Miss Gladys was a young Kenyan, long necked and favoring floor-length skirts that swished flamboyantly as she walked. She immediately admitted that she did not have vast theatrical experience, and yet was in every way a performer, a woman who knew the power of every word she breathed and gesture she made. In her mind and in reality, there were no moments when she was not being watched.
She was very adept at writing, we learned, having been educated for two years in England, at the University of East Anglia, where she had polished the English she'd learned in Nairobi's best private schools.
— What is that accent? we asked each other later.

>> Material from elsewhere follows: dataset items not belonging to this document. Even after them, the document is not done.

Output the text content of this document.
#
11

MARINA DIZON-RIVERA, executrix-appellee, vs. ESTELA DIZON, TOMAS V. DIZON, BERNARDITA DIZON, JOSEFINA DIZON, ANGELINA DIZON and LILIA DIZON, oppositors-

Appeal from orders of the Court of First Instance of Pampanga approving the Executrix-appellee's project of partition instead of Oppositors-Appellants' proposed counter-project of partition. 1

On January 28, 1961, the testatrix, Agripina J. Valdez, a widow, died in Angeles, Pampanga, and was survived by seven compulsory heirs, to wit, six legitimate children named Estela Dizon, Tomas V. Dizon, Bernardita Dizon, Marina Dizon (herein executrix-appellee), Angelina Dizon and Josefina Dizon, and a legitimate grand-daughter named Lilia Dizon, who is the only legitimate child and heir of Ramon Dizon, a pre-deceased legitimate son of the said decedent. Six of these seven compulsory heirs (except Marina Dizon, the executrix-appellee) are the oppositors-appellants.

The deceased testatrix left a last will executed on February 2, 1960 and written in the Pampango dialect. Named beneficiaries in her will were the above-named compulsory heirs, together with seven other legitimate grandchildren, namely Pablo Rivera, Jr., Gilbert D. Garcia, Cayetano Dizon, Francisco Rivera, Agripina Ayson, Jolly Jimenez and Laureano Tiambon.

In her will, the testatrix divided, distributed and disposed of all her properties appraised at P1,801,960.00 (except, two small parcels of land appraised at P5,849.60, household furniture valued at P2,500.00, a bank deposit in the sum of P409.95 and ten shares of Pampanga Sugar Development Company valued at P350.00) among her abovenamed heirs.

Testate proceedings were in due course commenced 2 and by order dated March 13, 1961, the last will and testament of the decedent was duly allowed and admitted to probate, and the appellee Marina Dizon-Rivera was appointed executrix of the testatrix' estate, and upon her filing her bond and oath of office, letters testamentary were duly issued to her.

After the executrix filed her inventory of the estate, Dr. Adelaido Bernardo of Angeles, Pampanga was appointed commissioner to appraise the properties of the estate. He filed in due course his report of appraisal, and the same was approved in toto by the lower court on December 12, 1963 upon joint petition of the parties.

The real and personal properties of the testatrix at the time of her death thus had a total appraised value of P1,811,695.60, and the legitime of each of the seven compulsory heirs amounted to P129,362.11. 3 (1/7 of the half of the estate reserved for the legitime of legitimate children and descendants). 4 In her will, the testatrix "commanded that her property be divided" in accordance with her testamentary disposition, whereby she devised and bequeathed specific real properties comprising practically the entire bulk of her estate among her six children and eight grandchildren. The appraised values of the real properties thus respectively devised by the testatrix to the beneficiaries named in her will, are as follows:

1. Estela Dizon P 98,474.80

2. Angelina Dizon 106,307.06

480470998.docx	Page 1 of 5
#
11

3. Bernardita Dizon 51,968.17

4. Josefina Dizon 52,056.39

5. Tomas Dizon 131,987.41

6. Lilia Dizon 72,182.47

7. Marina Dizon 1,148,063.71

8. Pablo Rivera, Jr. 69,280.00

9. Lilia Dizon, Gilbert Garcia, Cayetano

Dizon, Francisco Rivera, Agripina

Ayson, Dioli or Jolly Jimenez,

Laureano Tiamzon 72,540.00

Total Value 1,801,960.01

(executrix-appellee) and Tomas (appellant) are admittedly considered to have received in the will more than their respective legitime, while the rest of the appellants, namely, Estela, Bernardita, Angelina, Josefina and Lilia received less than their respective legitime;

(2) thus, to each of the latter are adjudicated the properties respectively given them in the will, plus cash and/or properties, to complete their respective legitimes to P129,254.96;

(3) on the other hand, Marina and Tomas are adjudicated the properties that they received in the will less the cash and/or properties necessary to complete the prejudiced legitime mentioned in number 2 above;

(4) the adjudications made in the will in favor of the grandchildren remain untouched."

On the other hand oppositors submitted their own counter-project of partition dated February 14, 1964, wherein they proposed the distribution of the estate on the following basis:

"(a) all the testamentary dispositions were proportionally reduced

— It sounds very well-educated.
— One day she will be my wife, we said.
We could not understand why someone as regal and clean as Miss Gladys-she did not perspire! — would spend her time with refugees such as us. That she actually enjoyed our company, and she really seemed to, was too much to contemplate. She smiled at the boys among the group in a way that could only be considered flirtatious, and she clearly appreciated the attention she received. The girls, meanwhile, did their best to like her despite it all.

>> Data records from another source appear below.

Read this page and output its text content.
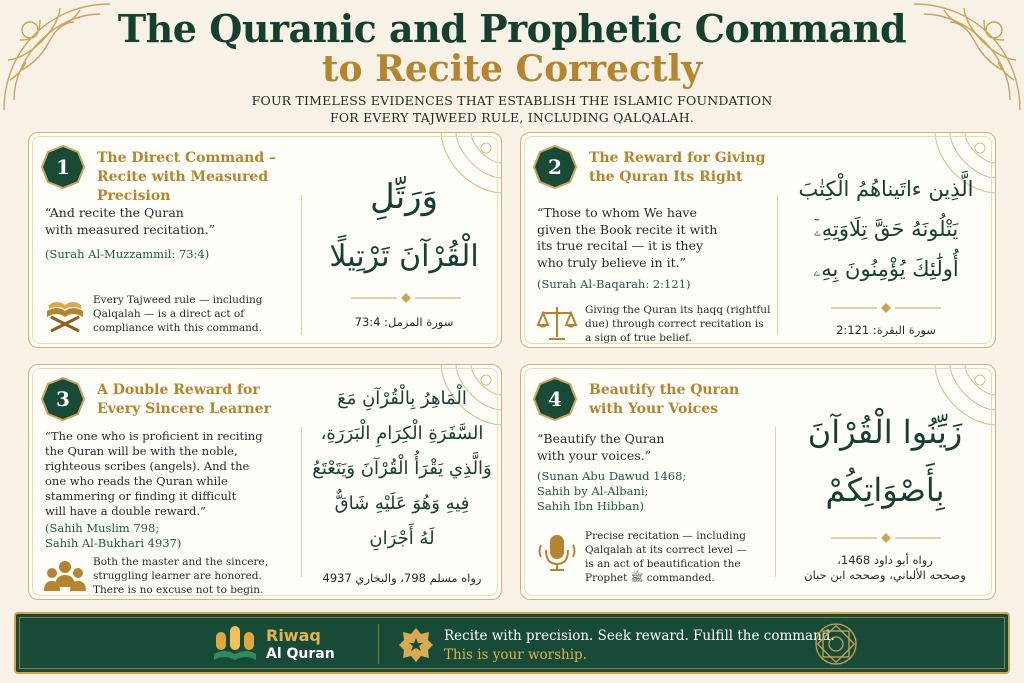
The Quranic and Prophetic Command
to Recite Correctly
FOUR TIMELESS EVIDENCES THAT ESTABLISH THE ISLAMIC FOUNDATION
FOR EVERY TAJWEED RULE, INCLUDING QALQALAH.
1	The Direct Command –
Recite with Measured Precision
“And recite the Quran
with measured recitation.”
(Surah Al-Muzzammil: 73:4)
Every Tajweed rule — including
Qalqalah — is a direct act of
compliance with this command.
وَرَتِّلِ
الْقُرْآنَ تَرْتِيلًا
سورة المزمل: 73:4
2	The Reward for Giving
the Quran Its Right
“Those to whom We have
given the Book recite it with
its true recital — it is they
who truly believe in it.”
(Surah Al-Baqarah: 2:121)
Giving the Quran its ḥaqq (rightful
due) through correct recitation is
a sign of true belief.
الَّذِين ءاتَيناهُمُ الْكِتٰبَ
يَتْلُونَهُ حَقَّ تِلَاوَتِهِۦٓ
أُولَٰئِكَ يُؤْمِنُونَ بِهِۦ
سورة البقرة: 2:121
3	A Double Reward for
Every Sincere Learner
“The one who is proficient in reciting
the Quran will be with the noble,
righteous scribes (angels). And the
one who reads the Quran while
stammering or finding it difficult
will have a double reward.”
(Sahih Muslim 798;
Sahih Al-Bukhari 4937)
Both the master and the sincere,
struggling learner are honored.
There is no excuse not to begin.
الْمَاهِرُ بِالْقُرْآنِ مَعَ
السَّفَرَةِ الْكِرَامِ الْبَرَرَةِ،
وَالَّذِي يَقْرَأُ الْقُرْآنَ وَيَتَعْتَعُ
فِيهِ وَهُوَ عَلَيْهِ شَاقٌّ
لَهُ أَجْرَانِ
رواه مسلم 798، والبخاري 4937
4	Beautify the Quran
with Your Voices
“Beautify the Quran
with your voices.”
(Sunan Abu Dawud 1468;
Sahih by Al-Albani;
Sahih Ibn Hibban)
Precise recitation — including
Qalqalah at its correct level —
is an act of beautification the
Prophet ﷺ commanded.
زَيِّنُوا الْقُرْآنَ
بِأَصْوَاتِكُمْ
رواه أبو داود 1468،
وصححه الألباني، وصححه ابن حبان
Riwaq
Al Quran
Recite with precision. Seek reward. Fulfill the command.
This is your worship.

The purpose of the club under her stewardship was to write and perform one-act plays that would illuminate problems at Kakuma and offer solutions in a non-pedantic manner. If there were misunderstandings, for example, about the risks of HIV infection, it was not possible to print flyers or air public-service announcements on television. We had to communicate first through dramatizations, and then hope that our messages would be entertaining, would be learned, internalized, and disseminated from person to person, mouth to ear.
But Miss Gladys could not remember who, among us boys, was who. Among the ten boys was a boy named Dominic Dut Mathiang, who was by far the most humorous boy at Kakuma. The funniest Sudanese boy, at least; I did not know how humorous the Ugandans were. Very soon, at the first meeting of the club under Miss Gladys's direction, she took to Dominic Dut Mathiang and laughed at every joke he made.
— Your name is what again? she asked.
— Dominic, he said.
— Dominic! I love that name!
And so the fate of the ten boys of our drama company was sealed, for she could not remember the names of the rest of us. She said she was not good at names, and this seemed to be true. She rarely referred to the girls by name, and it seemed the only name she could access readily was Dominic. And so we all became Dominic. At first it was a mistake. One day she absentmindedly referred to me, too, as Dominic.
— I'm sorry, she said.-You both have both Italian names, correct?
— Yes, I said.-Mine is Valentine.
She apologized, but called me Dominic again the next day. I didn't care. I did not care at all. I agreed with her that our names were very similar. I agreed very much with everything she said, though I did not always listen to the words coming from her beautiful mouth. So she called me Dominic, and she called the other boys Dominic, and we stopped correcting her. She began to simply call us all Dominic. Not one of us cared, and besides, she didn't need our names very often. We never took our eyes off her, so she needed only to direct her eyes, guarded by lashes of remarkable length and curvature, to whomever she was speaking.
We boys talked about her during all our available hours. We held special meetings, in the home of the real Dominic, Dominic Dut Mathiang, to discuss her merits.-Her teeth aren't real, one boy suggested.
— Yeah. I heard she had them fixed in England.
— In England? You're crazy. People don't do that in England.
— But they can't be real. Look at our teeth and then at hers.